Matches the end of input. If the multiline flag is set to true, also matches immediately before a line break character. For example, /t$/ does not match the "t" in "eater", but does match it in "eat".

PHP:

\Z

end of subject or newline at end (independent of multiline mode)

$

A dollar character ($) is an assertion which is TRUE only if the current matching point is at the end of the subject string, or immediately before a newline character that is the last character in the string (by default). Dollar ($) need not be the last character of the pattern if a number of alternatives are involved, but it should be the last item in any branch in which it appears. Dollar has no special meaning in a character class.
The meaning of dollar can be changed so that it matches only at the very end of the string, by setting the PCRE_DOLLAR_ENDONLY option at compile or matching time. This does not affect the \Z assertion.

Last edited 4 years ago by Perry Harrington (previous) (diff)

comment:3 by Carlton Gibson, 4 years ago

Resolution: invalid
Status: newclosed

Hi Perry. This isn't in scope for Django: differences between language implementations of regex isn't something we're going to address.

The particular issue with DRF OpenAPI schema generation should (at least in part) be addressed by this PR, which was merged into DRF. That will be part of DRF 3.12, which is pending, but has been delayed by (let us just call it) 2020, and will be released some time soon.

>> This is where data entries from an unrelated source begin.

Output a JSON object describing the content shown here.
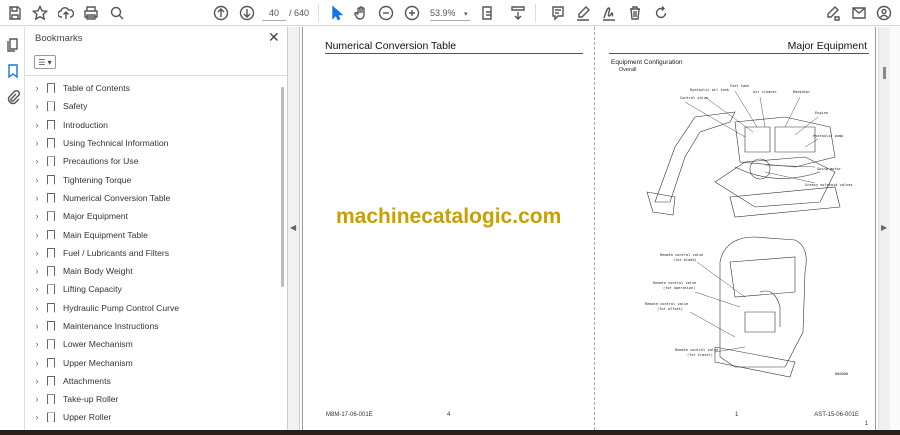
{
  "toolbar": {
    "page_current": "40",
    "page_total": "/ 640",
    "zoom": "53.9%",
    "icons": [
      "save-icon",
      "bookmark-star-icon",
      "upload-icon",
      "print-icon",
      "find-icon",
      "page-up-icon",
      "page-down-icon",
      "select-cursor-icon",
      "hand-icon",
      "zoom-out-icon",
      "zoom-in-icon",
      "fit-page-icon",
      "scroll-mode-icon",
      "comment-icon",
      "highlight-icon",
      "sign-icon",
      "delete-icon",
      "rotate-icon",
      "fill-sign-icon",
      "email-icon",
      "account-icon"
    ]
  },
  "left_strip": {
    "icons": [
      "pages-icon",
      "bookmarks-icon",
      "attachments-icon"
    ]
  },
  "bookmarks": {
    "title": "Bookmarks",
    "items": [
      "Table of Contents",
      "Safety",
      "Introduction",
      "Using Technical Information",
      "Precautions for Use",
      "Tightening Torque",
      "Numerical Conversion Table",
      "Major Equipment",
      "Main Equipment Table",
      "Fuel / Lubricants and Filters",
      "Main Body Weight",
      "Lifting Capacity",
      "Hydraulic Pump Control Curve",
      "Maintenance Instructions",
      "Lower Mechanism",
      "Upper Mechanism",
      "Attachments",
      "Take-up Roller",
      "Upper Roller"
    ]
  },
  "document": {
    "left_page": {
      "title": "Numerical Conversion Table",
      "footer_code": "M8M-17-06-001E",
      "footer_page": "4"
    },
    "right_page": {
      "title": "Major Equipment",
      "section": "Equipment Configuration",
      "subsection": "Overall",
      "labels_top": [
        "Hydraulic oil tank",
        "Fuel tank",
        "Air cleaner",
        "Radiator",
        "Control valve",
        "Engine",
        "Hydraulic pump",
        "Swing motor",
        "Greasy solenoid valves"
      ],
      "labels_bottom": [
        "Remote control valve",
        "(for blade)",
        "Remote control valve",
        "(for operation)",
        "Remote control valve",
        "(for offset)",
        "Remote control valve",
        "(for travel)"
      ],
      "figure_code": "000000",
      "footer_page": "1",
      "footer_code": "AST-15-06-001E",
      "corner_mark": "1"
    },
    "watermark": "machinecatalogic.com"
  }
}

In the meantime you can install the latest master using pip's VCS support.

If you find there are further changes needed, please open a new issue or preferably a PR on the DRF repo: it is appropriate there that we'll do what we can to map between the required formats when generating the OpenAPI schema.

Thanks.

comment:4 by Perry Harrington, 4 years ago

Hi, thank you for your reply.

I looked at the commit and it changes \Z to \z, from my research and reading \z is not a valid anchor in several languages.

I think that $ is a more suitable replacement based on behavior, since \Z matched before a newline like $ in most languages.

Like you said, not Django's problem, DRF's problem.

Let's see if I get any traction on that front.

I see you are the one who merged that pull request, would you care to elaborate on why \z was accepted over $?

For me it's a simple code hack, but I would really like for it to be upstream.

Version 1, edited 4 years ago by Perry Harrington (previous) (next) (diff)

comment:5 by Perry Harrington, 4 years ago

Quick update because an edit doesn't trigger an email and you won't have context in email:

I see you are the one who merged that pull request, would you care to elaborate on why \z was accepted over $?

For me it's a simple code hack, but I would really like for it to be upstream.

comment:6 by Carlton Gibson, 4 years ago

It's best effort — the contributor suggested that fix (targeting JavaScript I think.)

I'm sceptical that there's any perfect solution here. If you can do better, please do suggest a PR with reasoning on DRF.